Cornershop: Judy Sucks a Lemon for Breakfast

Cornershop
Judy Sucks a Lemon for Breakfast
Ample Play
2010-04-20

It’s a mystery how and why Cornershop squandered its cultural capital, critical acclaim, and commercial relevance after 1997’s groundbreaking When I Was Born for the 7th Time, which was tapped by more than one publication as the best-of-the-year, ahead of even Radiohead’s OK Computer. Not only did that album create a dynamic, worldly sound that didn’t simply give in to exotic novelty, but it also augured even bigger things for the future of multi-cultural pop. No one expected it would take the likes of M.I.A. and Vampire Weekend to make good on that promise, not Cornershop itself. Rather than building on one of the era’s most distinctive albums, core members Tjinder Singh and Ben Ayres followed up 7th Time with the head-scratching decision to release a disco-funk redux project under the name Clinton, basically killing the Cornershop brand instead of growing it. Ever contrarians, the two have pretty much redefined their act as retro-rock reinventors instead of continuing on their original path to becoming true innovators.

While Singh and Ayres have clearly gained in proficiency and musicianship over the years, they’ve also lost a little bit of the edge to their inimitable vision, an iffy bargain that keeps Cornershop from fully standing out like it once did. Originally released in the UK last July, their latest, Judy Sucks a Lemon for Breakfast, is a solid effort like the Clinton foray and the bombastic classic rocker Handcream for a Generation before it, but it lacks the ingenuity that their mid-1990s work evoked.
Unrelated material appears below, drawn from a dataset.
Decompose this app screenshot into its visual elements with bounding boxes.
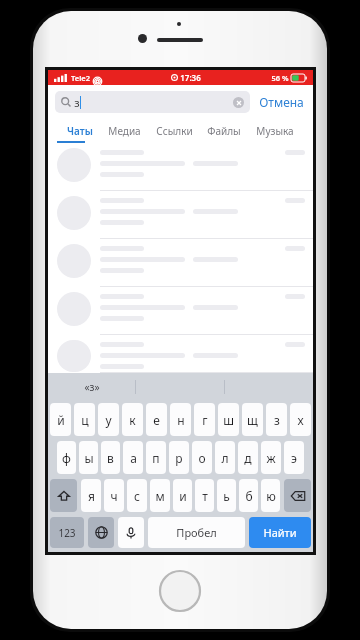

The group’s ’70s fixation is obvious from the get-go on “Who Fingered Rock’n’Roll?”, a swaggering Stones rave-up that’s heavy on attitude, but a little light in original inspiration. That the squiggle of sitar at the beginning gives way to Singh’s best attempt at a Roger Daltrey-like howl seems symbolic of Cornershop’s current trajectory, swapping their signature pop iconoclasm for an arena-scaled bluster.

The identity crisis of Judy Sucks a Lemon for Breakfast has less to do with the schizophrenic thrills of Cornershop’s best-known work and more with a surprising lack of individuality. Much of the album goes retro in a puzzlingly rote and even deferential way. While it might make some sense for the by-the-book remake of Manfred Mann’s “The Mighty Quinn” to be so reverent, the exceedingly long coda “The Turned on Truth (The Truth Is Turned On)” is really yet another cover of “Sweet Jane”, just with R&B-styled vocals and the slightest bit of sitar embellishment. On these tracks, the band seems to only go through the motions in revisiting its trademark sound, with the Indian elements appearing more as expected accents rather than a driving force in the mix.

Indeed, what makes the album as a whole all the more frustrating are the brilliant moments that not only recall the band’s best songs, but might actually one-up them. “The Roll of Characteristics (Of History in the Making)” is an epic romp, a funkier take on the Indian indie of Woman’s Gotta Have It and a more ambitious version of the catchiest fare of 7th Time. It’s a prime example of a Cornershop specialty, with its vaguely protest-pop vocals (“War ain’t nothing but a technical plip-plop”) delivered through fun but heady aesthetics. Better yet is the hybridity of “Free Love”, mixing and matching Punjabi vocals, Indian classical elements, rock instrumentation, and some electronic adornments so that the music gets its revolutionary message across even if you can’t understand the lyrics. And while the reggae experiment of “Operation Push” isn’t fully convincing, at least Cornershop’s mischievous, wildly creative side re-emerges, making an admirable attempt to draw the connections between British colonial outposts from the subcontinent to the Caribbean not just in the lyrics, but also in musical idioms. In these cases, Cornershop finds the sweet spot between sounding global and not making exoticized caricatures of themselves, building on a formula they had once perfected and had seemingly lost.

All in all, Judy Sucks a Lemon for Breakfast begs the question why Singh and Ayres are so fascinated in looking backwards to nostalgia rock when they’ve had their own trailblazing thing going all along. Then again, if there’s anything consistent to its long, often befuddling, but mostly rewarding career, it’s that Cornershop has never been hemmed in or bothered with expectations, for better and for worse.